Artist: Alexander Antanenka

Title: A Home By The Water

Medium: Very Heavily Hand Embellished Giclee on Canvas

Signature:Hand-signed and Numbered by the artist on the verso of canvas

Limited Edition: 75

Image Size: Approximately 30 inches x 20 inches

Framed:Unframed on Unstretched Canvas

Year: 2011

Details: This work comes with a Certificate of Authenticity

Biography: Alexander Antanenka was born in the Soviet Union in the city of Brest on February 16, 1951. His father was a Soviet Pilot during World War Two and then later became a professor of mathematics at Brest University where he met his wife to be, a teacher of literature.

Alex showed an interest in art even as a young boy. He started drawing in pencil at the age of 5. He attended art school in Brest during grade school at which time he decided that painting would be his life. He went on to attend the Art Academy in Leningrad, (Saint Peterburg), Russia where he graduated at the top of his class in 1978.

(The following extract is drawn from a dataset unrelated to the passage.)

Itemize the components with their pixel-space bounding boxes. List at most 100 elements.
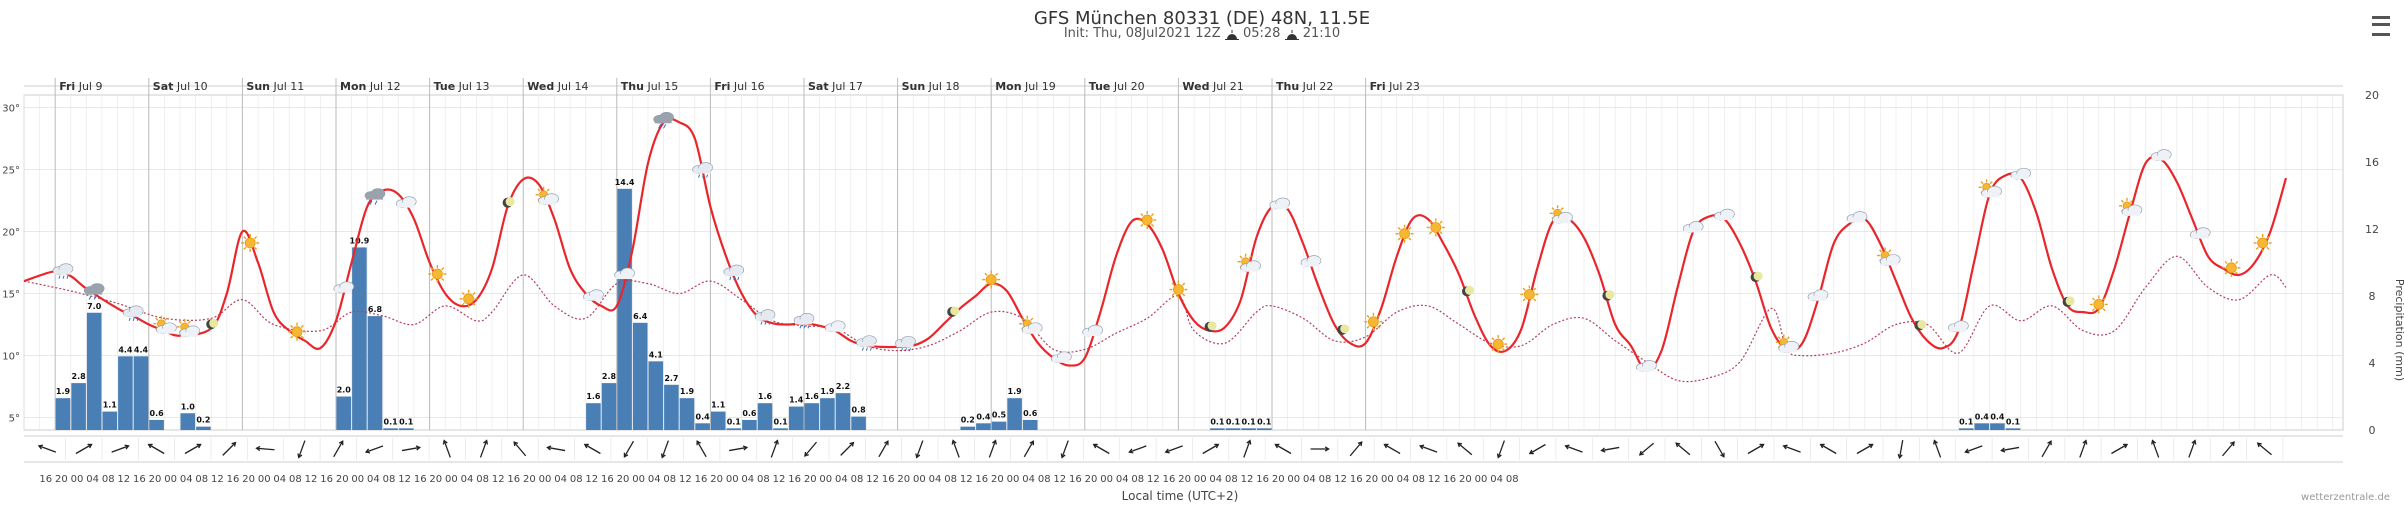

Alex was living a happy and content life with his wife ad young daughter in the Soviet city of Minsk as a professional artist when the Chernobyl disaster claimed both his parents’ lives, who lived only twenty miles from the accident site. He experienced deep anger toward the Soviet government because of its attempt to cover up the Chernobyl disaster and its terrible effects of not evacuating immediately those who lived in the fallout zones. Very soon after this tragedy, he fled to Siberian city of Magadan to start a new life. This city was used as a place of exile by the Soviet government for various artists, poets, and politicians whose works and ideas were not of Soviet exactness. It is here, in the city of Magadan, where Alex’s work changed to reflect his emotional state of anger and sadness. His previous works were of bright, soothing landscapes which changed to dark, and dramatic. While in Magadan the Japanese showed a great interest in his art, but KGB forbid Alex to conduct an exhibition in that country.

Not long after the collapse to the Soviet Union, Alex moved with his family back to the city of Minsk, Belarus. From here he was able to conduct exhibits of his work in many former Soviet cities, including Magadan in 1990, Vladivostok in 1992, Khabarovsk in 1993, Minsk and Brest in 1996, Moscow at the Kremlin in 1997, and Saint Petersburg in 1998.

His paintings are held in many private collections throughout the world including the countries of Belgium, Czech Republic, Germany, Holland, Israel, Italy, Japan, Poland, Russia and USA.